The next step is to eliminate backtracking. That's where time is being lost.

/
   ^
   (?=[STKPWHRAO*EUFBLGDZ])
   S?+ T?+ K?+ P?+ W?+ H?+ R?+ A?+ O?+ \*?+ E?+
   U?+ F?+ R?+ P?+ B?+ L?+ G?+ T?+ S?+  D?+ Z?+
   \z
/x

Fortunately, even though S, T, P and R appear twice, backtracking could be completely eliminated without trouble. This should virtually the matching time to virtually nothing.

If even that isn't fast enough, the next step is writing a specialized C function. Starting the regex matching engine is expensive, and completely avoidable with a simple function.

Note that the above optimizations only help when the pattern doesn't match. They should be neutral when the pattern matches.
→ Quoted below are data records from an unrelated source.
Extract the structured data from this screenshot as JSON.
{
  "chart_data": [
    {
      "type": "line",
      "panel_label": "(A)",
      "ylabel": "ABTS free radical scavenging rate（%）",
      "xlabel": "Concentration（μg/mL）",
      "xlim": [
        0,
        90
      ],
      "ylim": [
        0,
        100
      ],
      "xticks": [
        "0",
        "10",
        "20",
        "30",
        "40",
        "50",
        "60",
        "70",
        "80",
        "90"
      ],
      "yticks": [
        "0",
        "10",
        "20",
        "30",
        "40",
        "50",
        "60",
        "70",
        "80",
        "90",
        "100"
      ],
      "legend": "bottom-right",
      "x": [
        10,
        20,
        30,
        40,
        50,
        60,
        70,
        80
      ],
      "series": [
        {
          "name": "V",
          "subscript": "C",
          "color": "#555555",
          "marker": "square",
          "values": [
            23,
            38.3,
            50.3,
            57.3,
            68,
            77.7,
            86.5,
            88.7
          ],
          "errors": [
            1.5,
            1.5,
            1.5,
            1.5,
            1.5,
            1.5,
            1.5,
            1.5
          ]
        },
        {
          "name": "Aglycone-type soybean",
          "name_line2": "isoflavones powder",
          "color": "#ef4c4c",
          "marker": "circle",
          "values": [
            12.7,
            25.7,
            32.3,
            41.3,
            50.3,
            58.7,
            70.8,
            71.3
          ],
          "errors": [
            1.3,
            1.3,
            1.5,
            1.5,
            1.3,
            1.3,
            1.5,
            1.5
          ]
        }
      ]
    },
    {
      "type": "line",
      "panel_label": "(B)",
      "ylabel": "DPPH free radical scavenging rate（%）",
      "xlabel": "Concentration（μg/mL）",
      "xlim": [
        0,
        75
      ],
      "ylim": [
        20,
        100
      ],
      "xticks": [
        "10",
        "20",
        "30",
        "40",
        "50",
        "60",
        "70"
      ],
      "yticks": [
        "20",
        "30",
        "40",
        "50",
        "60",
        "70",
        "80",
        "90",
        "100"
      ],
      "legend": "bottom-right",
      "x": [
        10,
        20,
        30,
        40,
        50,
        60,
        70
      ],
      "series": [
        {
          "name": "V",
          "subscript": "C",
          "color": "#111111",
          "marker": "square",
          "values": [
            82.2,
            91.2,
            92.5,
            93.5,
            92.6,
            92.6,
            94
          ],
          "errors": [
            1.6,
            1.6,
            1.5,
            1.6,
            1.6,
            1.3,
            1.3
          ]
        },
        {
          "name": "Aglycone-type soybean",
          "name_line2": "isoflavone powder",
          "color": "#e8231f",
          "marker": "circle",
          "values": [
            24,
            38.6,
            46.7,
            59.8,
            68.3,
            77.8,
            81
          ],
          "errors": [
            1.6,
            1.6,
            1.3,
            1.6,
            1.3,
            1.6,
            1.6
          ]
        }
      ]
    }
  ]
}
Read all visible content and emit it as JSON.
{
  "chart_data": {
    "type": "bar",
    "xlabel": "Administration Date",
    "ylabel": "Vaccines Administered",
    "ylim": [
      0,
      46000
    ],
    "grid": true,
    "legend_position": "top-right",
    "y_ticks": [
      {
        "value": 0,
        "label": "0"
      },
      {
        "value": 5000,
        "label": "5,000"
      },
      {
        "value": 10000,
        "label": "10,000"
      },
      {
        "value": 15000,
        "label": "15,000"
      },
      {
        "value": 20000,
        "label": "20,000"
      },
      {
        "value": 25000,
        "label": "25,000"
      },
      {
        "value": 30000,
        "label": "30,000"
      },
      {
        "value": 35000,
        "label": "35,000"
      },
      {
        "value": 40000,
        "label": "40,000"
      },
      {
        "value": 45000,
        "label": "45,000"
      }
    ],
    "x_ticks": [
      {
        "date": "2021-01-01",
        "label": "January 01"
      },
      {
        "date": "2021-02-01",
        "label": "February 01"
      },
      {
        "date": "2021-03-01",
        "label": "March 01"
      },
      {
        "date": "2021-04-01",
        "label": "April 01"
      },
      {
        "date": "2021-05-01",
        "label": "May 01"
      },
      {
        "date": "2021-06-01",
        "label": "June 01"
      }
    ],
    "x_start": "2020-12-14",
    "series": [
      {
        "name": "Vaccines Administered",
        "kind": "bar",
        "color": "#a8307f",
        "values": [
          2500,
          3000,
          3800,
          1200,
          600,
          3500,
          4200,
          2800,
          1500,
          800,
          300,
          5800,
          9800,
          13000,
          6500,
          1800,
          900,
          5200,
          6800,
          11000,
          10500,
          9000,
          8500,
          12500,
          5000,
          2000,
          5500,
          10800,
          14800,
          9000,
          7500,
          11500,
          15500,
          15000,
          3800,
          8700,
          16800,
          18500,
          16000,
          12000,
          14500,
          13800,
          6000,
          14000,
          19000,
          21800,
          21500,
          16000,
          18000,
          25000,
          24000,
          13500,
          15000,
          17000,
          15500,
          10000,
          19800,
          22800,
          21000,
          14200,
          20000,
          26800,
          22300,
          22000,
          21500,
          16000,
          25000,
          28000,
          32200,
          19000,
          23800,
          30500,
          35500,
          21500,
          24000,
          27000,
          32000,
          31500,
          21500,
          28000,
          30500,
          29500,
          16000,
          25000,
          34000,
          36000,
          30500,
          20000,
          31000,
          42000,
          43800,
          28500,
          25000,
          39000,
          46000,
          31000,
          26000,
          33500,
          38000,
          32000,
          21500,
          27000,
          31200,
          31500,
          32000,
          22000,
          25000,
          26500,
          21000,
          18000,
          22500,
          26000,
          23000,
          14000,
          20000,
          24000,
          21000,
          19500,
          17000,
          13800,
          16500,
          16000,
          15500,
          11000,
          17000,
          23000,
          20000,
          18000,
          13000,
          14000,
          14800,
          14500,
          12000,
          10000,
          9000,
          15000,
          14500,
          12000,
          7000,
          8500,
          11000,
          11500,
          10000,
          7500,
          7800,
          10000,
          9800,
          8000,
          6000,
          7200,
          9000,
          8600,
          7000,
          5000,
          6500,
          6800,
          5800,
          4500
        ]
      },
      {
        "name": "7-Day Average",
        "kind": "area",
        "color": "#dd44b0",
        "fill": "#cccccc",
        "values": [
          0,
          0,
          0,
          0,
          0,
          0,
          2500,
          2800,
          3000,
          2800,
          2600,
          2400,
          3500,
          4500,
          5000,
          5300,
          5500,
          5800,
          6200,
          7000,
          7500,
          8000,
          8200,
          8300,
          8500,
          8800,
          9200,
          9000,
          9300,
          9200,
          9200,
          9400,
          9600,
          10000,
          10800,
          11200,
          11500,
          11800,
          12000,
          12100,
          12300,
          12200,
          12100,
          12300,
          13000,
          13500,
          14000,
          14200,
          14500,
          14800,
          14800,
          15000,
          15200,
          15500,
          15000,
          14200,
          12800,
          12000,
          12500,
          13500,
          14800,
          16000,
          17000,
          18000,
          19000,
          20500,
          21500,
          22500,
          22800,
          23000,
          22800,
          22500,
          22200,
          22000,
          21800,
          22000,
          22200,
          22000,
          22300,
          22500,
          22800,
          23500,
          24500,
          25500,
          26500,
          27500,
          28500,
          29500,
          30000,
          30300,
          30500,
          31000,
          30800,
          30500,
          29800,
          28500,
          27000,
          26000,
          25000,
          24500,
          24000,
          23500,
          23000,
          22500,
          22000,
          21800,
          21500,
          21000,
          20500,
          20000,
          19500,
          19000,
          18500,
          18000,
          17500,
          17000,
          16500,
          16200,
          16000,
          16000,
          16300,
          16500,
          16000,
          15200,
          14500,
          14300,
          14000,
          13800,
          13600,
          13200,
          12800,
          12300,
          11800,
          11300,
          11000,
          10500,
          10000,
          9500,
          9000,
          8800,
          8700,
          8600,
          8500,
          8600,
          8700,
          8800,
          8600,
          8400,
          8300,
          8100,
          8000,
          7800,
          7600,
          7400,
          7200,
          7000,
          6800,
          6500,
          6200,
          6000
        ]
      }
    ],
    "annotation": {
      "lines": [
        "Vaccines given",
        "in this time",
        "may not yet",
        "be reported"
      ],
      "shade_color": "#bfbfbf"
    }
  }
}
The C function, on the other hand, would help even when then pattern matches.

Benchmarks:

use strict;
use warnings;
use feature qw( say );

use Benchmark qw( cmpthese );

my %tests = (
   orig => q{ $s =~ /^(?=.)S?T?K?P?W?H?R?A?O?\*?E?U?F?R?P?B?L?G?T?S?D?Z?\z/s},
   new  => q{ $s =~
      /
         ^
         (?=[STKPWHRAO*EUFBLGDZ])
         S?+ T?+ K?+ P?+ W?+ H?+ R?+ A?+ O?+ \*?+ E?+
         U?+ F?+ R?+ P?+ B?+ L?+ G?+ T?+ S?+  D?+ Z?+
         \z
      /x
   },
);

$_ = 'use strict; use warnings; our $s; ' . $_
   for values %tests;

{ say "Matching:";     local our $s = "STAODZ";   cmpthese(-3, \%tests); }
{ say "Not matching:"; local our $s = "STPRSTPR"; cmpthese(-3, \%tests); }

Output:

Matching:
         Rate  new orig
new  509020/s   -- -29%
orig 712274/s  40%   --
Not matching:
         Rate orig  new
orig 158758/s   -- -73%
new  579851/s 265%   --

Which means
matching slowed from 1.40μs to 1.96μs (in this case), and
non-matching speed up from 6.30μs to 1.72μs (in this case).


To check if a string is a sequence of valid chords, you'd simply need

/^[STKPWHRAO*EUFBLGDZ]+\z/

If you want to extract all the chords in a string, I'd start by extracting the sequences matched by the following, then finding the chords within the extracted sequences:

/([STKPWHRAO*EUFBLGDZ]+)/

Upvotes: 5

Borodin
Borodin

Reputation: 126742

the variable length might be a speed bottleneck

You shouldn't work like that

  • First, write and debug your program

  • then, if it isn't fast enough for it's purpose, profile your program to find where the bottlenecks are

  • then optimise the bottlenecks

For goodness sake don't spend ages trying to guess where the bottlenecks are and optimising them before your code is complete, as you will more than likely find that you have guessed wrongly and wasted a lot of time

In any case, the regex engine is written in C and is pretty damn fast. I doubt very much whether the short pattern that you have written will take a significant amount of time to test

Each step forward in the regex is a bigger and bigger set of possibilities due to all the ?

That isn't true either. At each point in the regex there is only one character to test. The next character in the string either matches it or it doesn't. Either is fine, and the regex engine just goes on to the next step in the pattern. The matching process will be pretty much constant regardless of the string to be matched.